Позже Томас назвал это время “juventute et perturbationibus regnatae”, то есть “эпохой правления запальчивых юнцов”, – тогда в Европе царили неопределенность и юношеское безрассудство. В кругу друзей Томаса часто обсуждалась опасность новой войны, Сконская война и большое морское сражение между Стевнсом и Фалстербо, к югу от бухты Кёге, в котором столкнулись датская и шведская флотилии. Не осталась без их внимания и предпринятая спустя семь лет попытка старого короля захватить территории, простирающиеся от Южной Ютландии до Эльбена, и его требование править городом Гамбургом. И все соглашались, что датский король и его советники неверно оценили обстановку, а в будущем подобное унижение для Дании недопустимо.
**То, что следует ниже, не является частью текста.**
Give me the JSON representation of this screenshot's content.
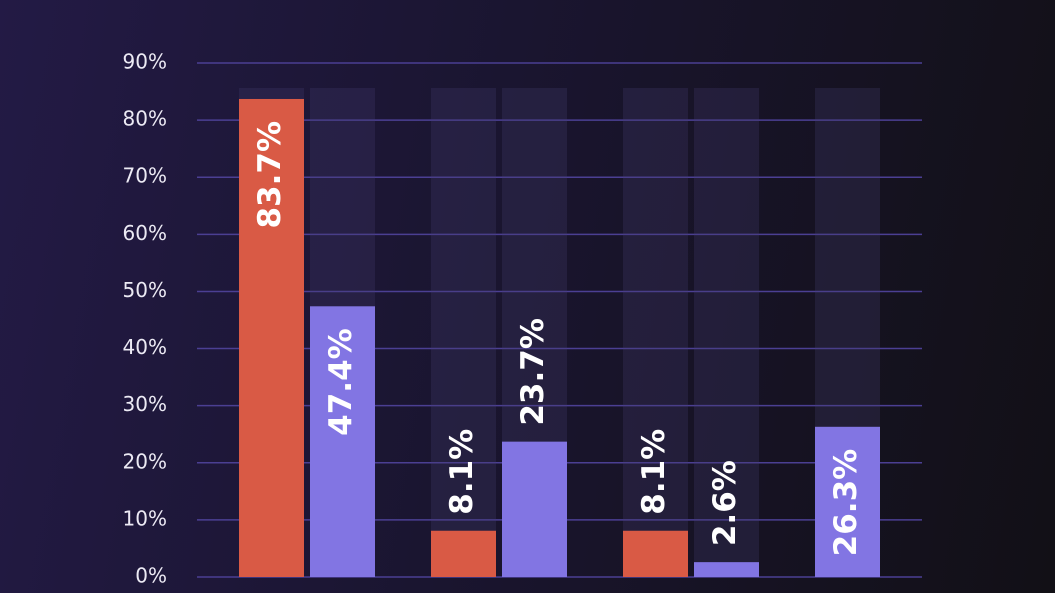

Большинство датчан желало мира и спокойствия. Несмотря на опасность, исходящую от собратьев по ту сторону пролива Зунд и их странноватого малолетнего короля, все до последнего сохраняли надежду, что войны удастся избежать. Однако и Томас, и его друзья давно уже отбросили всякие иллюзии на этот счет, – точно так гусь стряхивает с себя капли воды.
Пламя свечи вдруг встрепенулось, и на последних записанных мною словах заплясала тень от пера и пальцев. Дверь открылась, и в комнате появился Тобиас, старый слуга, – он пришел забрать остывшую уже воду, в которой мокли мои ноги. Он вытирает мне ступни, а я перечитываю написанное: пусть этот рассказ немного сбивчив, но я не отступлюсь и не стану углубляться в подробности моей жизни в Копенгагене. В те месяцы жизнь была насыщена событиями, и тогда я по-настоящему осознал волшебство слова, богатство словесных форм, стал причастным к удивительному миру цифр, однако все это лишь косвенно соотносится с темой моего повествования. Поэтому упомяну только, что мои навыки письма немного улучшились и, будучи секретарем профессора, я научился проявлять некоторое здравомыслие.
Не всему суждено остаться в вечности.
Тобиас помогает мне раздеться и лечь в постель, а затем кладет одну бутыль с горячей водой в ноги, а другую прикладывает к больной спине. Плотно подоткнув одеяло, он задувает свечу и удаляется.
В темноте тотчас же слышится шорох – это мыши пришли поживиться оставшимися от моей еды крошками. Я люблю этот шорох – каждый вечер он вдыхает жизнь в дрему, смежающую мне глаза. Мыши будто изгоняют ночные страхи, рассеивают тьму. И безжизненность смерти уже не так тяготит меня. Порой мне даже удается убедить самого себя в том, что и после смерти жизнь продолжится. Томас высмеял бы меня за подобные мысли. А возможно, и нет…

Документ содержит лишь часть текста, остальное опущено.